Learning a potential formulation for rate-and-state friction

TL;DR

This paper introduces a neural network-based potential formulation for rate-and-state friction laws, enabling more efficient implicit numerical simulations of interface slip in geophysics and engineering.

Contribution

It proposes a novel potential formulation using neural networks for rate-and-state friction, facilitating implicit discretization and computational efficiency.

Findings

Neural network potentials accurately emulate empirical rate-and-state friction.

The formulation enables implicit time discretization for efficient simulations.

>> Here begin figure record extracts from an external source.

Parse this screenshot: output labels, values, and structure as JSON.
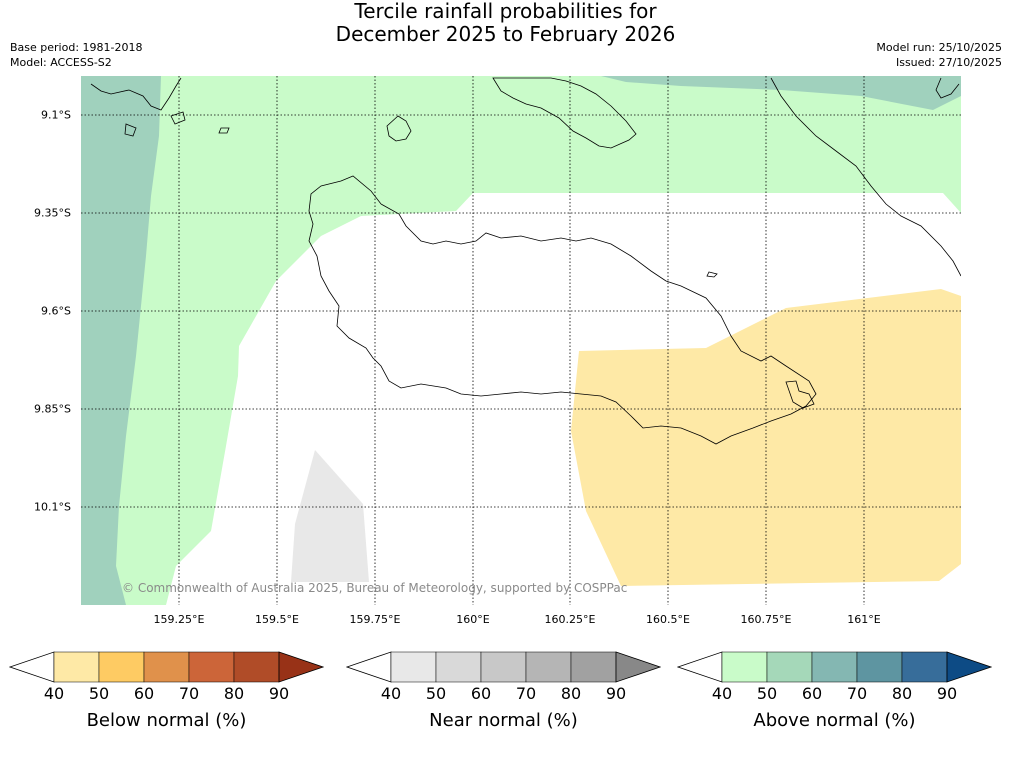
{
  "title": {
    "line1": "Tercile rainfall probabilities for",
    "line2": "December 2025 to February 2026"
  },
  "meta": {
    "base_period": "Base period: 1981-2018",
    "model": "Model: ACCESS-S2",
    "model_run": "Model run: 25/10/2025",
    "issued": "Issued: 27/10/2025"
  },
  "map": {
    "lat_labels": [
      "9.1°S",
      "9.35°S",
      "9.6°S",
      "9.85°S",
      "10.1°S"
    ],
    "lon_labels": [
      "159.25°E",
      "159.5°E",
      "159.75°E",
      "160°E",
      "160.25°E",
      "160.5°E",
      "160.75°E",
      "161°E"
    ],
    "credit": "© Commonwealth of Australia 2025, Bureau of Meteorology, supported by COSPPac"
  },
  "legends": [
    {
      "title": "Below normal (%)",
      "ticks": [
        "40",
        "50",
        "60",
        "70",
        "80",
        "90"
      ],
      "colors": [
        "#fee9a6",
        "#fecb63",
        "#e0914b",
        "#cc6539",
        "#b04c28",
        "#983217"
      ]
    },
    {
      "title": "Near normal (%)",
      "ticks": [
        "40",
        "50",
        "60",
        "70",
        "80",
        "90"
      ],
      "colors": [
        "#e8e8e8",
        "#d9d9d9",
        "#c8c8c8",
        "#b5b5b5",
        "#a1a1a1",
        "#888888"
      ]
    },
    {
      "title": "Above normal (%)",
      "ticks": [
        "40",
        "50",
        "60",
        "70",
        "80",
        "90"
      ],
      "colors": [
        "#c9fbc9",
        "#a5d8b9",
        "#84b7b2",
        "#5e95a1",
        "#376d9a",
        "#0d4b85"
      ]
    }
  ]
}
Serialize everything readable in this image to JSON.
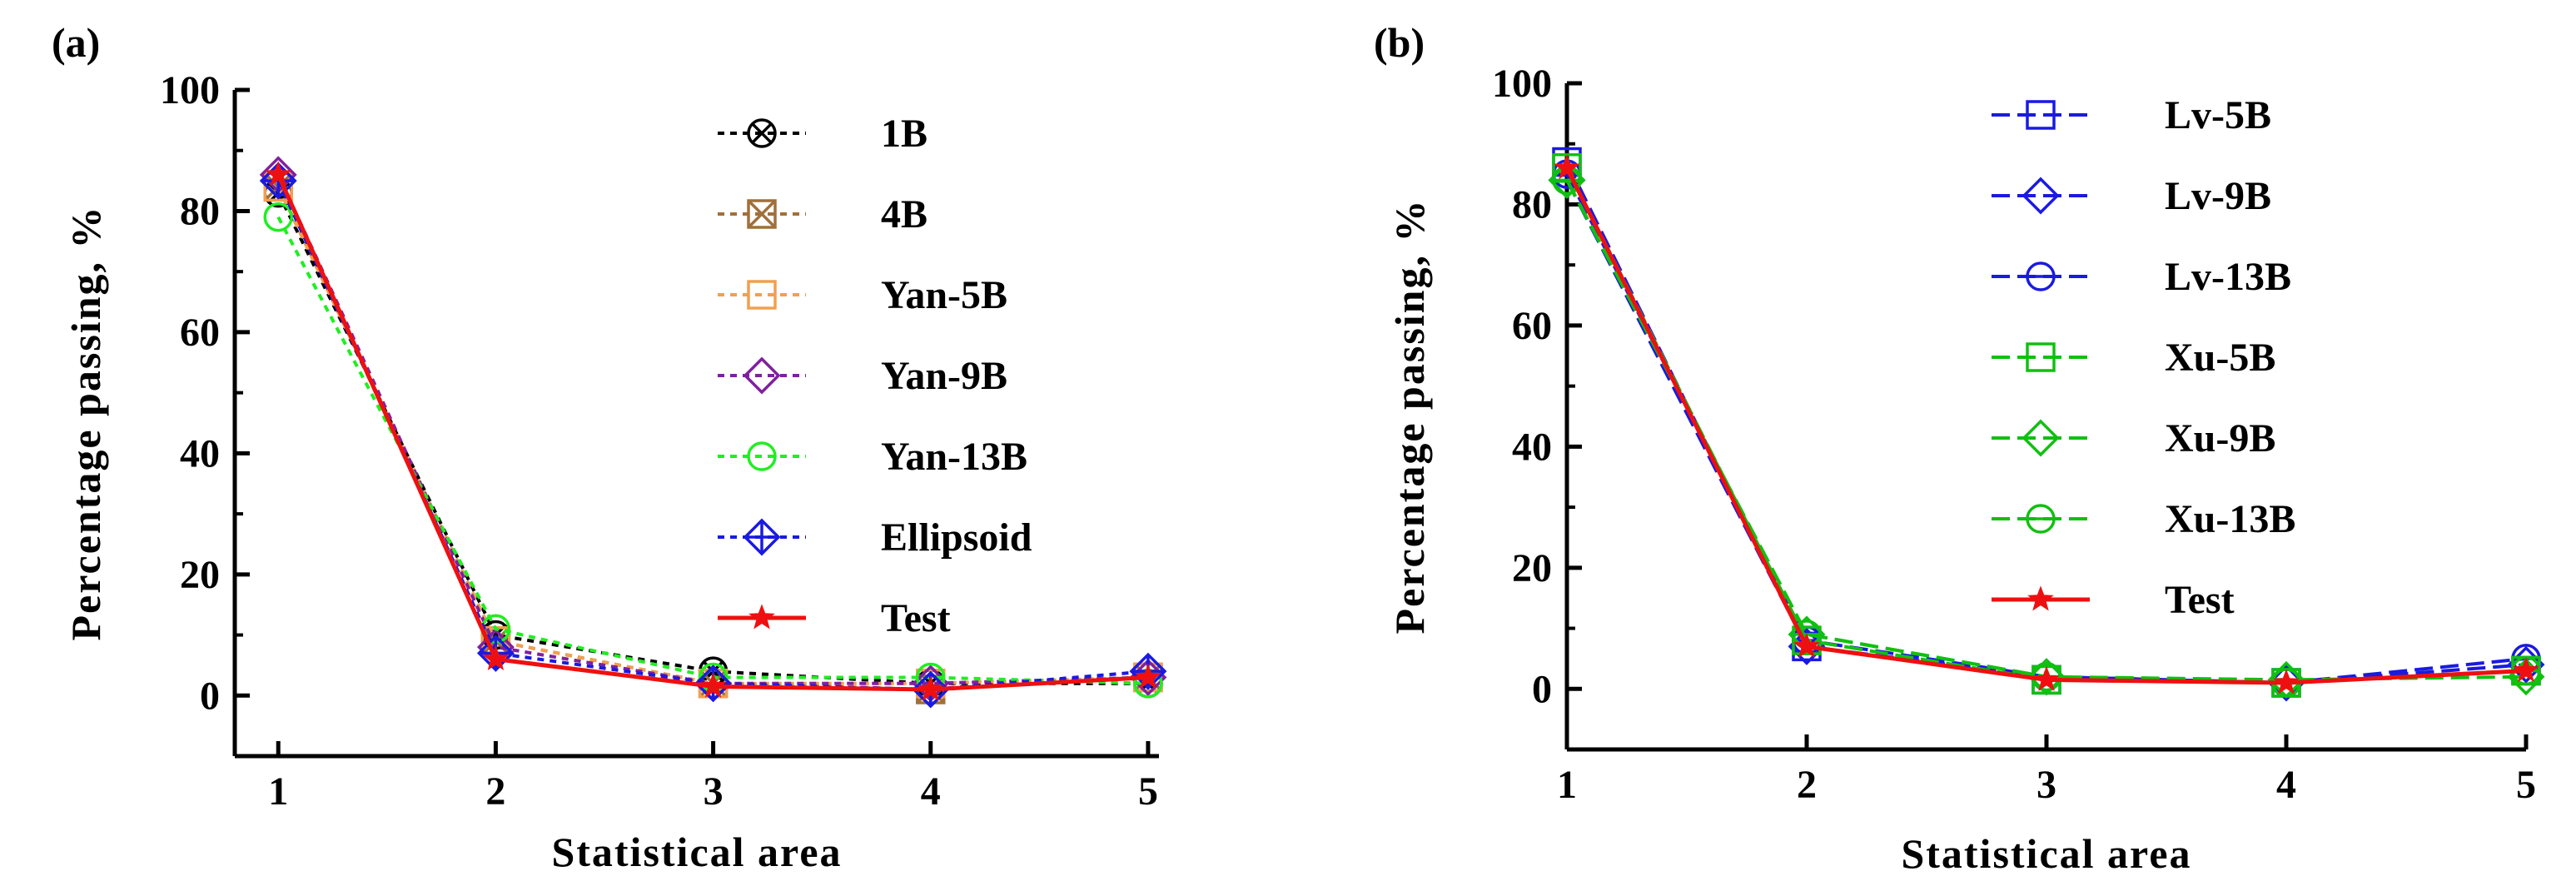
{
  "chart_data": [
    {
      "type": "line",
      "panel": "(a)",
      "xlabel": "Statistical area",
      "ylabel": "Percentage passing, %",
      "x": [
        1,
        2,
        3,
        4,
        5
      ],
      "xticks": [
        "1",
        "2",
        "3",
        "4",
        "5"
      ],
      "yticks": [
        "0",
        "20",
        "40",
        "60",
        "80",
        "100"
      ],
      "ylim": [
        -10,
        100
      ],
      "xlim": [
        0.8,
        5.05
      ],
      "series": [
        {
          "name": "1B",
          "color": "#000000",
          "dash": "dotted",
          "marker": "circle-x",
          "values": [
            83,
            10,
            4,
            2,
            2
          ]
        },
        {
          "name": "4B",
          "color": "#a0703a",
          "dash": "dotted",
          "marker": "square-x",
          "values": [
            84,
            9,
            2,
            1,
            3
          ]
        },
        {
          "name": "Yan-5B",
          "color": "#f0a050",
          "dash": "dotted",
          "marker": "square",
          "values": [
            84,
            9,
            2,
            2,
            3
          ]
        },
        {
          "name": "Yan-9B",
          "color": "#8020a0",
          "dash": "dotted",
          "marker": "diamond",
          "values": [
            86,
            8,
            2,
            2,
            3
          ]
        },
        {
          "name": "Yan-13B",
          "color": "#20ee20",
          "dash": "dotted",
          "marker": "circle",
          "values": [
            79,
            11,
            3,
            3,
            2
          ]
        },
        {
          "name": "Ellipsoid",
          "color": "#1a1ae0",
          "dash": "dotted",
          "marker": "diamond-plus",
          "values": [
            85,
            7,
            2,
            1,
            4
          ]
        },
        {
          "name": "Test",
          "color": "#ee1010",
          "dash": "solid",
          "marker": "star",
          "values": [
            86,
            6,
            1.5,
            1,
            3
          ]
        }
      ]
    },
    {
      "type": "line",
      "panel": "(b)",
      "xlabel": "Statistical area",
      "ylabel": "Percentage passing, %",
      "x": [
        1,
        2,
        3,
        4,
        5
      ],
      "xticks": [
        "1",
        "2",
        "3",
        "4",
        "5"
      ],
      "yticks": [
        "0",
        "20",
        "40",
        "60",
        "80",
        "100"
      ],
      "ylim": [
        -10,
        100
      ],
      "xlim": [
        1,
        5
      ],
      "series": [
        {
          "name": "Lv-5B",
          "color": "#1a1ae0",
          "dash": "dashed",
          "marker": "square",
          "values": [
            87,
            7,
            1.5,
            1,
            3
          ]
        },
        {
          "name": "Lv-9B",
          "color": "#1a1ae0",
          "dash": "dashed",
          "marker": "diamond",
          "values": [
            84,
            7,
            2,
            1,
            4
          ]
        },
        {
          "name": "Lv-13B",
          "color": "#1a1ae0",
          "dash": "dashed",
          "marker": "circle-minus",
          "values": [
            85,
            8,
            2,
            1,
            5
          ]
        },
        {
          "name": "Xu-5B",
          "color": "#10c010",
          "dash": "dashed",
          "marker": "square",
          "values": [
            86,
            8,
            1.5,
            1,
            3
          ]
        },
        {
          "name": "Xu-9B",
          "color": "#10c010",
          "dash": "dashed",
          "marker": "diamond",
          "values": [
            84,
            9,
            2,
            1.5,
            2
          ]
        },
        {
          "name": "Xu-13B",
          "color": "#10c010",
          "dash": "dashed",
          "marker": "circle-minus",
          "values": [
            84,
            9,
            2,
            1,
            3
          ]
        },
        {
          "name": "Test",
          "color": "#ee1010",
          "dash": "solid",
          "marker": "star",
          "values": [
            86,
            7,
            1.5,
            1,
            3
          ]
        }
      ]
    }
  ]
}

Potential approach reduces computational cost of interface slip modeling.

Abstract

Empirical rate-and-state friction laws are widely used in geophysics and engineering to simulate interface slip. They postulate that the friction coefficient depends on the local slip rate and a state variable that reflects the history of slip. Depending on the parameters, rate-and-state friction can be either rate-strengthening, leading to steady slip, or rate-weakening, leading to unsteady stick-slip behavior modeling earthquakes. Rate-and-state friction does not have a potential or variational formulation, making implicit solution approaches difficult and implementation numerically expensive. In this work, we propose a potential formulation for the rate-and-state friction. We formulate the potentials as neural networks and train them so that the resulting behavior emulates the empirical rate-and-state friction. We show that this potential formulation enables implicit time discretization leading to efficient numerical implementation.